For decades her name and her story were virtually unknown. When her long-hidden documents became available in the 1990s, rabbis and feminist scholars became fascinated by her story. This week, a group of female rabbis, scholars, and Jewish communal leaders, sponsored by the American Jewish Archives and the Jewish Women’s Archive, traveled to Berlin and to Terezin and Prague to pay homage to Rabbi Regina Jonas, to honor her work on behalf of Jewry and of Jewish women, and to restore her rightful place in Jewish women’s history.
Our journey began in Berlin, where Regina Jonas was born, educated and ordained, and where she served as a rabbi. We visited places where she had lived, perused copies of her archived documents, and tried to imagine what could have moved a young woman to dare to dream of the rabbinate in her time and place. We visited Holocaust sites, including a Jewish neighborhood with banners recalling the Nuremberg laws, the “Memorial to the Murdered Jews of Europe” and the magnificent Jewish museum of Berlin. We met with government officials who expressed genuine anguish about the rise of anti-Semitic attitudes in Germany, especially as war rages in Israel and Gaza. And we had the joy of meeting with rabbinical and cantorial students at the Abraham Geiger College in Berlin, the new generation of leaders working for the miracle of renewed Jewish life in Germany.
The trip reached its climax in Terezin, where we dedicated a memorial to Rabbi Regina Jonas at the ghetto/concentration camp where she served, taught and suffered.
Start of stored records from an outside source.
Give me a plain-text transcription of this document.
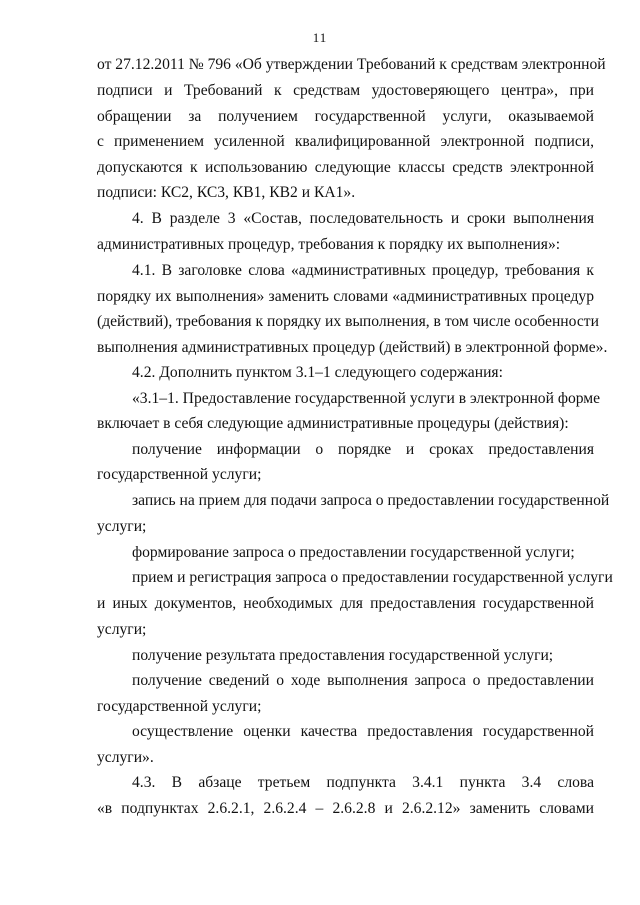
11
от 27.12.2011 № 796 «Об утверждении Требований к средствам электронной
подписи и Требований к средствам удостоверяющего центра», при
обращении за получением государственной услуги, оказываемой
с применением усиленной квалифицированной электронной подписи,
допускаются к использованию следующие классы средств электронной
подписи: КС2, КС3, КВ1, КВ2 и КА1».
4. В разделе 3 «Состав, последовательность и сроки выполнения
административных процедур, требования к порядку их выполнения»:
4.1. В заголовке слова «административных процедур, требования к
порядку их выполнения» заменить словами «административных процедур
(действий), требования к порядку их выполнения, в том числе особенности
выполнения административных процедур (действий) в электронной форме».
4.2. Дополнить пунктом 3.1–1 следующего содержания:
«3.1–1. Предоставление государственной услуги в электронной форме
включает в себя следующие административные процедуры (действия):
получение информации о порядке и сроках предоставления
государственной услуги;
запись на прием для подачи запроса о предоставлении государственной
услуги;
формирование запроса о предоставлении государственной услуги;
прием и регистрация запроса о предоставлении государственной услуги
и иных документов, необходимых для предоставления государственной
услуги;
получение результата предоставления государственной услуги;
получение сведений о ходе выполнения запроса о предоставлении
государственной услуги;
осуществление оценки качества предоставления государственной
услуги».
4.3. В абзаце третьем подпункта 3.4.1 пункта 3.4 слова
«в подпунктах 2.6.2.1, 2.6.2.4 – 2.6.2.8 и 2.6.2.12» заменить словами
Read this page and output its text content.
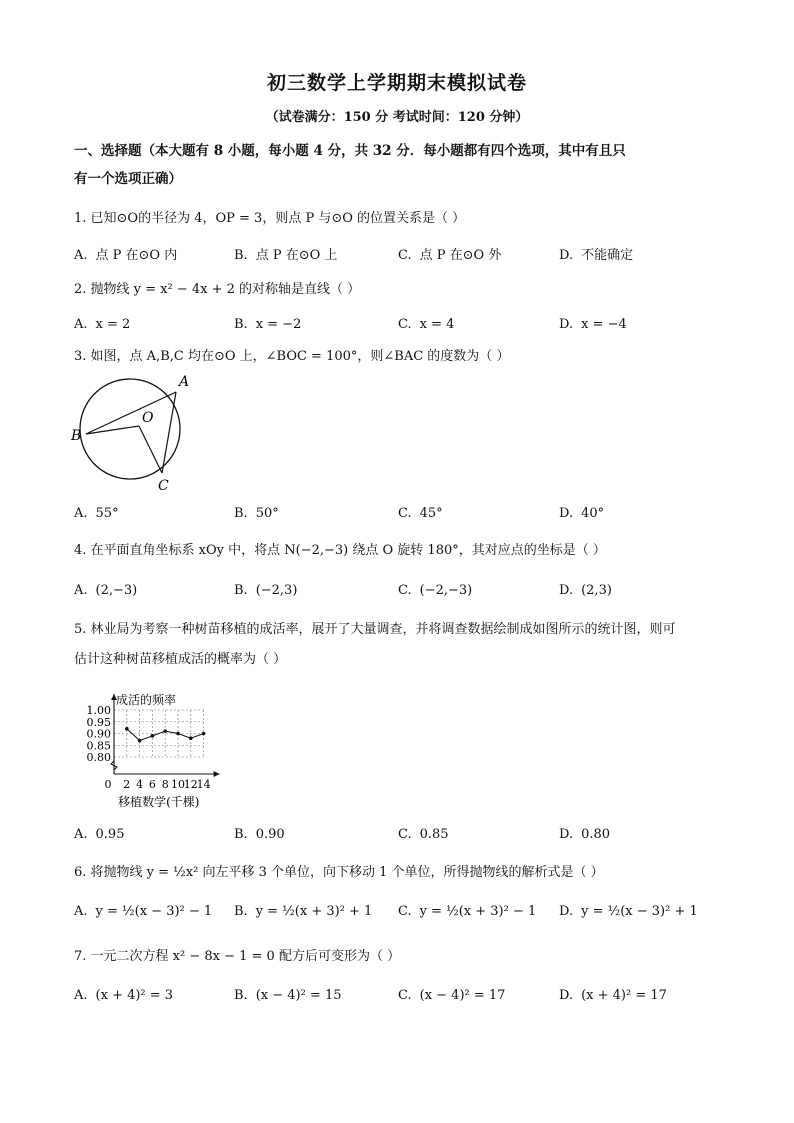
初三数学上学期期末模拟试卷
（试卷满分：150 分 考试时间：120 分钟）
一、选择题（本大题有 8 小题，每小题 4 分，共 32 分．每小题都有四个选项，其中有且只
有一个选项正确）
1. 已知⊙O的半径为 4，OP = 3，则点 P 与⊙O 的位置关系是（ ）
A. 点 P 在⊙O 内	B. 点 P 在⊙O 上	C. 点 P 在⊙O 外	D. 不能确定
2. 抛物线 y = x² − 4x + 2 的对称轴是直线（ ）
A. x = 2	B. x = −2	C. x = 4	D. x = −4
3. 如图，点 A,B,C 均在⊙O 上，∠BOC = 100°，则∠BAC 的度数为（ ）
A
B
C
O
A. 55°	B. 50°	C. 45°	D. 40°
4. 在平面直角坐标系 xOy 中，将点 N(−2,−3) 绕点 O 旋转 180°，其对应点的坐标是（ ）
A. (2,−3)	B. (−2,3)	C. (−2,−3)	D. (2,3)
5. 林业局为考察一种树苗移植的成活率，展开了大量调查，并将调查数据绘制成如图所示的统计图，则可
估计这种树苗移植成活的概率为（ ）
成活的频率
1.00
0.95
0.90
0.85
0.80
0 2 4 6 8 10
12
14
移植数学(千棵)
A. 0.95	B. 0.90	C. 0.85	D. 0.80
6. 将抛物线 y = ½x² 向左平移 3 个单位，向下移动 1 个单位，所得抛物线的解析式是（ ）
A. y = ½(x − 3)² − 1 B. y = ½(x + 3)² + 1 C. y = ½(x + 3)² − 1 D. y = ½(x − 3)² + 1
7. 一元二次方程 x² − 8x − 1 = 0 配方后可变形为（ ）
A. (x + 4)² = 3	B. (x − 4)² = 15	C. (x − 4)² = 17	D. (x + 4)² = 17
America’s first four women rabbis huddled together over the list of Rabbi Jonas’ lecture notes, trying to imagine how she had found the strength to teach about Shabbat and Jewish holidays and inspire faith and hope in her people in the midst of such darkness. We met with a survivor who, as a teenage artist in the camp, had documented what she had seen and was one of the few children of Terezin who survived to bring her art to the world. We then stood in the solemnly beautiful columbarium hall as the survivor-artist’s son and granddaughter played exquisite, haunting music, evoking the losses of the past and prayerful hopes for the future. The first four American women rabbis honored our foremother by reading passages from her writings, and we recited the “El Malei Rachamim,” “God Who is Full of Compassion,” the prayer for the soul of the departed, that was never recited over this pioneering, visionary woman leader.
Rabbi Regina Jonas’s story had been written out of history twice—once because the Nazis robbed her of life and again because the post-war Jewish community was unready to celebrate her story. But this week our delegation embraced Rabbi Regina Jonas as our foremother, teacher and colleague, pledging to remember her gifts, her vision, and her courage. Zichrona livracha. Her memory is a blessing to us all.